Data#

class nemo.collections.common.data.dataset.ConcatDataset(*args: Any, **kwargs: Any)[source]#

Bases: IterableDataset

A dataset that accepts as argument multiple datasets and then samples from them based on the specified sampling technique. :param datasets: A list of datasets to sample from. :type datasets: list :param shuffle: Whether to shuffle individual datasets. Only works with non-iterable datasets.

Defaults to True.

Parameters
  • sampling_technique (str) – Sampling technique to choose which dataset to draw a sample from. Defaults to ‘temperature’. Currently supports ‘temperature’, ‘random’ and ‘round-robin’.

  • sampling_temperature (int) – Temperature value for sampling. Only used when sampling_technique = ‘temperature’. Defaults to 5.

  • sampling_scale – Gives you the ability to upsample / downsample the dataset. Defaults to 1.

  • sampling_probabilities (list) – Probability values for sampling. Only used when sampling_technique = ‘random’.

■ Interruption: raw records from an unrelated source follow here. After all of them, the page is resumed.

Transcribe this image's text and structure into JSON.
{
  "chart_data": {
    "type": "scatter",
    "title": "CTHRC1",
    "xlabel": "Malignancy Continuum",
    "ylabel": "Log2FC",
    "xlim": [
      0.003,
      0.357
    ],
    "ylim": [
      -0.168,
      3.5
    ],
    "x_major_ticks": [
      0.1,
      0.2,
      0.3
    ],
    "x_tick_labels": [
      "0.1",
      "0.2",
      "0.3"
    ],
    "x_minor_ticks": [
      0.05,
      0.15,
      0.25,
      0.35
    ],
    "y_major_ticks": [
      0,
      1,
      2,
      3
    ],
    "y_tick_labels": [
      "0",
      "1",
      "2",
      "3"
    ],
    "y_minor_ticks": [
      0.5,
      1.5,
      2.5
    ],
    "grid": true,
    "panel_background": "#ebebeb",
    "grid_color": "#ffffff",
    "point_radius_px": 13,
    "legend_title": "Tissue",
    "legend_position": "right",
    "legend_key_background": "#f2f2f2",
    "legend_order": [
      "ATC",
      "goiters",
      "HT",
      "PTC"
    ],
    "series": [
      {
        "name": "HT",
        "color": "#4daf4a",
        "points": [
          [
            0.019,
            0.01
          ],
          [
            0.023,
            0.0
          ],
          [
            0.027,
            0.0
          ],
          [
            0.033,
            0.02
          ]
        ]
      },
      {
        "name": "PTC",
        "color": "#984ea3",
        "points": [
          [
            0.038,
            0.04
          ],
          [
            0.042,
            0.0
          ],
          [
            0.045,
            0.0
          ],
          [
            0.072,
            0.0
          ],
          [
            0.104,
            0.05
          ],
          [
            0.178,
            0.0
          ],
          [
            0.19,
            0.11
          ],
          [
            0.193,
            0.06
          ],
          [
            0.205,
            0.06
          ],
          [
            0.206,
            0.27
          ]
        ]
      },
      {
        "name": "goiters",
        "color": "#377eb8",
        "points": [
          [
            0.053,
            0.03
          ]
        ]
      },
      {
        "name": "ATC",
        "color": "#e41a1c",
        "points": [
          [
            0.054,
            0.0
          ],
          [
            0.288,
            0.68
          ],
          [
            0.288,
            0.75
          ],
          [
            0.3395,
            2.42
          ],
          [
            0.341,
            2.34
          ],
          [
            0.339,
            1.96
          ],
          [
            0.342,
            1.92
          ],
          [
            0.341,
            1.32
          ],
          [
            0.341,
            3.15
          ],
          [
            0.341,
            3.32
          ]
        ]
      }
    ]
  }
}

  • seed – Optional value to seed the numpy RNG.

  • global_rank (int) – Worker rank, used for partitioning map style datasets. Defaults to 0.

  • world_size (int) – Total number of processes, used for partitioning map style datasets. Defaults to 1.

get_iterable(dataset)[source]#
static random_generator(datasets, **kwargs)[source]#
static round_robin_generator(datasets, **kwargs)[source]#
static temperature_generator(datasets, **kwargs)[source]#
class nemo.collections.common.data.dataset.ConcatMapDataset(*args: Any, **kwargs: Any)[source]#

Bases: Dataset

A dataset that accepts as argument multiple datasets and then samples from them based on the specified sampling technique. :param datasets: A list of datasets to sample from. :type datasets: list :param sampling_technique: Sampling technique to choose which dataset to draw a sample from.

Defaults to ‘temperature’. Currently supports ‘temperature’, ‘random’ and ‘round-robin’.

Parameters
  • sampling_temperature (int) – Temperature value for sampling. Only used when sampling_technique = ‘temperature’. Defaults to 5.

  • sampling_probabilities (list) – Probability values for sampling. Only used when sampling_technique = ‘random’.

  • seed – Optional value to seed the numpy RNG.